Furlaag se detuvo a unos metros por encima de él. Sus enormes alas negras lo mantuvieron suspendido en el aire sin apenas esfuerzo. También él esgrimía una enorme espada.

—¿Qué es lo que quieres de mí, Ubanaziel? —gruñó—. ¿Acaso no tuviste bastante en el infierno?

El ángel alzó cuidadosamente la espada, sin perder de vista a su oponente.

—No —se limitó a responder. Y, con un poderoso golpe de alas, se elevó por encima de los tejados de Aleian hasta situarse a la altura del demonio.

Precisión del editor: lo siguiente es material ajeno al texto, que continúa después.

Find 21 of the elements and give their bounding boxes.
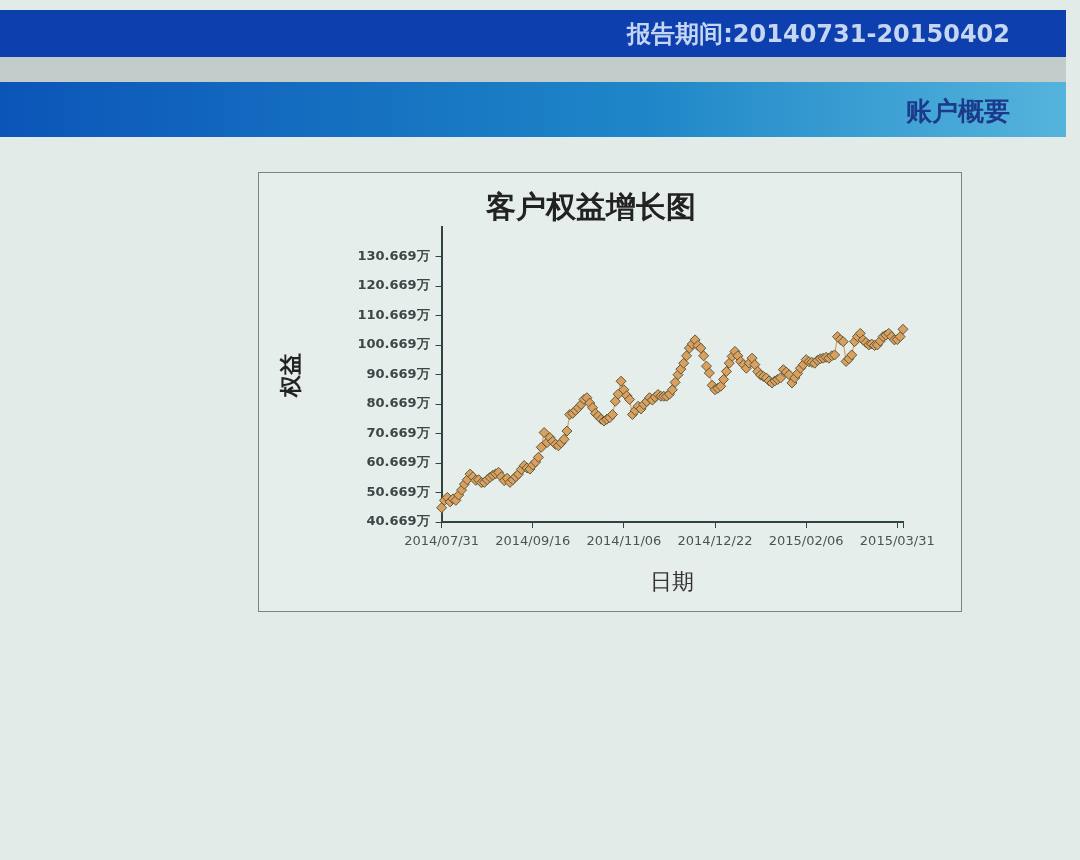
y-tick-label: 80.669万 [366, 395, 430, 411]
x-tick-label: 2015/03/31 [859, 533, 935, 549]
text: 报告期间:20140731-20150402 [627, 19, 1010, 50]
x-tick-label: 2015/02/06 [768, 533, 844, 549]
y-tick-label: 50.669万 [366, 483, 430, 499]
y-tick-label: 60.669万 [366, 454, 430, 470]
x-axis-title: 日期 [650, 568, 695, 594]
y-tick-label: 40.669万 [366, 513, 430, 529]
text: 账户概要 [906, 95, 1010, 128]
x-tick-label: 2014/12/22 [677, 533, 753, 549]
x-tick-label: 2014/09/16 [495, 533, 571, 549]
y-tick-label: 130.669万 [357, 247, 430, 263]
y-axis-title: 权益 [277, 352, 303, 398]
x-tick-label: 2014/07/31 [404, 533, 480, 549]
y-tick-label: 110.669万 [357, 306, 430, 322]
y-tick-label: 90.669万 [366, 365, 430, 381]
y-tick-label: 70.669万 [366, 424, 430, 440]
x-tick-label: 2014/11/06 [586, 533, 662, 549]
chart-title: 客户权益增长图 [485, 188, 696, 224]
y-tick-label: 120.669万 [357, 277, 430, 293]
y-tick-label: 100.669万 [357, 336, 430, 352]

Los dos se midieron con la mirada.

—¿Es cierto, entonces? —preguntó Furlaag, exhibiendo una peligrosa sonrisa llena de dientes—. ¿Me desafías?

—Eso he dicho.

La sonrisa del demonio se ensanchó, y sus ojos amarillos relucieron mientras arrugaba el entrecejo, saboreando la pelea de antemano.

—Acepto el reto. ,

Y, casi sin transición, batió las alas con fuerza y se arrojó sobre Ubanaziel. El ángel hizo un quiebro en el aire para esquivarlo y contraatacó a su vez. La espada del demonio detuvo su acero, y Ubanaziel se vio obligado a eludir la larga cola que Furlaag había lanzado contra él, como un poderoso látigo. El apéndice cortó el aire con un silbido, restallando muy cerca del oído del ángel, que retrocedió un poco más, tratando de recordar su experiencia en la guerra contra los demonios. La mayoría de ellos luchaban con armas (preferiblemente hachas, mazas, espadones y pesados martillos de guerra), pese a que su propia anatomía ya les confería eficaces instrumentos de batalla. Casi todos los demonios contaban con enormes cuernos, mortíferas garras y afilados colmillos, además de colas flexibles y fuertes que manejaban a la perfección. Pero en las peleas en el aire no podían emplear todas aquellas armas al mismo tiempo, puesto que tenían que coordinarlas con las alas que debían evitar que cayeran al suelo. Por esta razón, los ángeles solían ser más ágiles y rápidos en el aire que los demonios. Furlaag, por una cuestión de orgullo, batallaría en el cielo, pero, si las cosas se ponían feas, no dudaría en descender a tierra, donde contaría con una clara ventaja. Ubanaziel deseó poder derrotarlo antes de que eso sucediera.